With tenderness and humor, Jacqueline Gainon distorts the idea of family happiness all the more obsolete as it has gone to hell, thus affirming something of the order of unbelief in the family. Behind the initial naivety of these great icons, which are so many variations on the theme of the Virgin and Child, but which could also be likened to the popular practice of ex-votos by their deliberately clumsy side, lies an inexorable sense of loss. No, painting is not reassuring, it is harsh and impure. And isn’t the role of the artist to confuse and disturb? So be it.

As for the red series, it is infinitely more gestural and expressionist. It obeys a very fluid pictorial treatment that leaves room for colored drips and juices. If the material is more transparent than in the blue series, this series of paintings is also darker literally and figuratively.

It depicts a disturbing huis-clos in which a little girl dressed in a red dress becomes the prey of a group of young boys armed with bats and guns. We find the girl who appeared in the images of the blue series with her fifties dress and who is assumed to be the artist’s sister. But whereas in the previous series the child was as wise as an image, here she is represented in movement, in perilous postures induced by the violence inflicted on her by her torturers. Blindfolded, she is bound and beaten. Her small body can barely stand upright because she is so badly mauled. She ends up falling to the ground.

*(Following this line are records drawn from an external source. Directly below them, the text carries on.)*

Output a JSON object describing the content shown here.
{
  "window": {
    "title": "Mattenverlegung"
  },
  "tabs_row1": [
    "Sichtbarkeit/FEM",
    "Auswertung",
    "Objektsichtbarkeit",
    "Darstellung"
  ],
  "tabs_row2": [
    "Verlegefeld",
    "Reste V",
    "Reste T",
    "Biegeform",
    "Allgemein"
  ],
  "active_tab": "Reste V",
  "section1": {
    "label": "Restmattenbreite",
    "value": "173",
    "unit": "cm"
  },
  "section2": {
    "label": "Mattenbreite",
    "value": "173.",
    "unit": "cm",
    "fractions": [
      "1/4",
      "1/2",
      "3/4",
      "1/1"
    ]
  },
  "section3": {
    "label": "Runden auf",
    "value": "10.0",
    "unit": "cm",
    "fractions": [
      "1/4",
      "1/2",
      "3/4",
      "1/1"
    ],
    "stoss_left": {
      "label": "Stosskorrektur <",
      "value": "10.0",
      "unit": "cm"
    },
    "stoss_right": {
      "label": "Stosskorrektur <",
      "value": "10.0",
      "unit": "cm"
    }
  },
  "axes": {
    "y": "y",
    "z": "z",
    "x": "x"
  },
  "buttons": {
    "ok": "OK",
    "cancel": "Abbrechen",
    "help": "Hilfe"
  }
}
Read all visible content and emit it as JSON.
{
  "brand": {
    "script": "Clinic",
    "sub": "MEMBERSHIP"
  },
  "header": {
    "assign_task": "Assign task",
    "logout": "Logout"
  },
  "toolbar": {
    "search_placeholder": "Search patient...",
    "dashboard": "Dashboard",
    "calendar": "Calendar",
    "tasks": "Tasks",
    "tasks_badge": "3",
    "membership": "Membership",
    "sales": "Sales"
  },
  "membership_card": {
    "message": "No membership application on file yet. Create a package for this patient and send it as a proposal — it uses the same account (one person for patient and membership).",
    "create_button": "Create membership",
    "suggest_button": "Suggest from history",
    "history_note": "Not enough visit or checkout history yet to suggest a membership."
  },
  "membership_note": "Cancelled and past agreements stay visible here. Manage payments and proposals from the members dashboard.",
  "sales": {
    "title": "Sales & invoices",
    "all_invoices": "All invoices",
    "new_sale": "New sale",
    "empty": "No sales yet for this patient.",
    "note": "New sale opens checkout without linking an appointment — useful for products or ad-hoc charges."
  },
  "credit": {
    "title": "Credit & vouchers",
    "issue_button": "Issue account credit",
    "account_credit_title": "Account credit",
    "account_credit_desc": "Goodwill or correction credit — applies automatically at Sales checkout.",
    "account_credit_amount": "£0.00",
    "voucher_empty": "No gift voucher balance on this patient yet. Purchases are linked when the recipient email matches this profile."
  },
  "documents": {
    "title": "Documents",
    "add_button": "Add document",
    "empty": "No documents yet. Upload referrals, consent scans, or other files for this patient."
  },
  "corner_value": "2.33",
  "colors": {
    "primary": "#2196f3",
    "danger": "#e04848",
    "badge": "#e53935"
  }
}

It is difficult not to be touched by what appears to be a distant trauma, especially since the girl seems to be pushed out of the picture. If only we could be given the opportunity to help her.

But who exactly are her aggressors who barely come out of the shadows and whose silhouette seems to belong to the dark background of the paintings? Why are they attacking the girl? They look like members of an anonymous child militia. Their features are erased as if violence has no face. The eye, it is true, is entirely turned towards the red dress that twirls in the space of the painting and ends up distracting our attention. We then forget that the boys are still in short pants and that their gestures, if we subject them to close scrutiny, are a bit clumsy and borrowed. What if it was just a game? Jacqueline Gainon sows doubt. So secret militia or a bunch of scouts?

We end up wondering if the object of desire of these young people is not also ours. It must be said that the artist has organized her compositions by dramatizing at will these playlets with their folded perspective and the plunging light which come to stretch out to us on a plate the almost erotic body of this child with the pink flesh all dressed in red. Here we are in the skin of the wolf. Between abuse and forbidden games, these nightmarish and suffocating scenes thwart the imagery of Épinal of the blue series and all that she could state of reassuring and ideal on the notion of family but also and especially on the idea of painting. They involve us in the erotic game of representation of which we become the voyeurs.

Opposite this very intense pictorial series are extraordinary small drawings in Indian ink and gouache felt pen where the fight seems to be rebalanced in places. It happens then that the girl manages to keep her aggressors in respect. The victim thus becomes the executioner for the greatest delight of us viewers. To finish, the little red riding hood in her light muslin dress, which one would like to see in muslin, hoists herself up on an enormous skull where she manages to keep herself in balance, thus making a fist at death. So be it.